Reeling from a massive financial scandal, dairy giant Parmalat announced a lawsuit Friday seeking US$350 million from Swiss bank UBS -- the Italian conglomerate's second attempt in as many weeks to share the blame and the losses from its fraudulent near-collapse.
Last week, Parmalat filed a US$10 billion suit against Citigroup Inc in a New Jersey court, saying it sought "recovery from third parties believed to have played a role in Parmalat's collapse."
Also Friday, Dow Jones Newswires cited an unidentified source as saying Parmalat may sue a group of banks for an additional US$1.96 billion for losses incurred last year in the run up to Parmalat's spectacular crash.
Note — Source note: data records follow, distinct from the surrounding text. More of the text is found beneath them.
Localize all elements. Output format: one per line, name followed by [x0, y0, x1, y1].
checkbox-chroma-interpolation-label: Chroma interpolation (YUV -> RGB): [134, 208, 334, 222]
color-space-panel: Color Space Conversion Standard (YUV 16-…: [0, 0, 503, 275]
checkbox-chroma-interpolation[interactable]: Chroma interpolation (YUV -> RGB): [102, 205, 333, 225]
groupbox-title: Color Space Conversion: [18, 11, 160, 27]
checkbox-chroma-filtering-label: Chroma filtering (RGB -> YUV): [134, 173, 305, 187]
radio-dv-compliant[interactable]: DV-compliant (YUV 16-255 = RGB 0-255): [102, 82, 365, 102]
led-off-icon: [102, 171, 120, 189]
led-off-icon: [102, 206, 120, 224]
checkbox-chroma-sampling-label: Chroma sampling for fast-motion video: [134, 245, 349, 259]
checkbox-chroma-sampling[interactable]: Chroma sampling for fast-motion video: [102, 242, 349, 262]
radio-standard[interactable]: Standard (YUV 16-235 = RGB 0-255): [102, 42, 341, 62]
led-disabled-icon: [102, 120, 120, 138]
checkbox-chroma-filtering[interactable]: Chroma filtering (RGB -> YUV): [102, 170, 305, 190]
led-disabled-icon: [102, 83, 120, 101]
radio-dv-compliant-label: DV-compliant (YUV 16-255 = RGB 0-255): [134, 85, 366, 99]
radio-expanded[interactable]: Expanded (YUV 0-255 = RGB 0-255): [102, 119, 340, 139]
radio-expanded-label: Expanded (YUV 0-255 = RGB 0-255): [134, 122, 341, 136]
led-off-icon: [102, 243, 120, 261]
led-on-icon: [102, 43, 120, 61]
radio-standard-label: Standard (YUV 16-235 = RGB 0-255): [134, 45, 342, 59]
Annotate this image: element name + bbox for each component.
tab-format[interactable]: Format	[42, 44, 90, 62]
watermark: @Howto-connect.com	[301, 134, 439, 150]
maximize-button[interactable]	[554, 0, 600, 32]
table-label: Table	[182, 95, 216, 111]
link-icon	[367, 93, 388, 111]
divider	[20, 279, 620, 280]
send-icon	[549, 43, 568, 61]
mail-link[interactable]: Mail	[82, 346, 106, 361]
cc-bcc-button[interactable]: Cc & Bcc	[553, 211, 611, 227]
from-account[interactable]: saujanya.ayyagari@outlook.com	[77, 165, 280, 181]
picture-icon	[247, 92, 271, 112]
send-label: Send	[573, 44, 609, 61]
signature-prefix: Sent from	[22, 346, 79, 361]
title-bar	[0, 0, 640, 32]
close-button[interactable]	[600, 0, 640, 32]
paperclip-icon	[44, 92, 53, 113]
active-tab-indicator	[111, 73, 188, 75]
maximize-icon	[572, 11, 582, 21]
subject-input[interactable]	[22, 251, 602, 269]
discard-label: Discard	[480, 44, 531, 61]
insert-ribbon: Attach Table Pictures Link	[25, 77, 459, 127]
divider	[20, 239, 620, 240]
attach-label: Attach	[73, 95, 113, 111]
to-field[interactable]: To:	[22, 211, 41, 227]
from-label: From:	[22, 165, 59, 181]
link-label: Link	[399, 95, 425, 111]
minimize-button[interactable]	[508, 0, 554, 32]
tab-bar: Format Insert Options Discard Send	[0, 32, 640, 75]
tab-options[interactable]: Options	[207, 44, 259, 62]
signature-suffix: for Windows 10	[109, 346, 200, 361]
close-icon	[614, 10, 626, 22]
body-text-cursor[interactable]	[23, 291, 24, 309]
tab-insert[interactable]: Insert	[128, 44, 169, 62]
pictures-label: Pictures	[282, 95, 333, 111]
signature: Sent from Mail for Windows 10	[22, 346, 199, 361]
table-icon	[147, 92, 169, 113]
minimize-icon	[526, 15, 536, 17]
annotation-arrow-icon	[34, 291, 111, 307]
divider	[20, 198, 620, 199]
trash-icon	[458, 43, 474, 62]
Parmalat's new management argues that investment banks helped disguise the conglomerate's true finances, Dow Jones said.
Parmalat said Friday that the claim against UBS, filed in a court in its hometown of Parma, was made in connection with a transaction made in July of last year. Parmalat paid UBS huge sums of money in a complicated deal that allowed the food company to borrow money from the bank at low rates it could not find on the open market, it said.
Parmalat, which is now being run by government-appointed turnaround expert Enrico Bondi, said it was also seeking interest on the sum.
UBS denied any culpability, saying Parmalat was at fault for having falsified its financial position at the time of the deal.
The Parmalat scandal exploded in December when the conglomerate acknowledged it didn't have the US$5 billion it had claimed was in a Bank of America account.
Parmalat then went into bankruptcy protection, and prosecutors have been investigating alleged wrongdoing by numerous former members of the company's management.
UBS spokesman David Walker said Friday that the bank was reviewing the summons, but that the bank's recent history with Parmalat included only "one financing transaction."
"We believe that the transaction in question was entirely valid and therefore any effort to declare the transaction invalid will be met by a vigorous defense by UBS," Walker said.
He said Parmalat had represented itself "as a financially sound investment-grade company."
"We have absolutely no evidence that any UBS employees have done anything misleading, fraudulent or illegal in their dealings with Parmalat or were aware of the true state of Parmalat's finances," Walker said.
Investigators in Parma have focused on the company's founder and its top officials, while Milan prosecutors have been looking into the possible role of investment banks and other financial institutions, as well as accounting businesses.
Parmalat argues that its previous management wouldn't have been able to raise this money -- and thus defraud investors of more cash -- had banks such as UBS and others not structured deals that helped disguise the global dairy and food company's real financial position, Dow Jones said.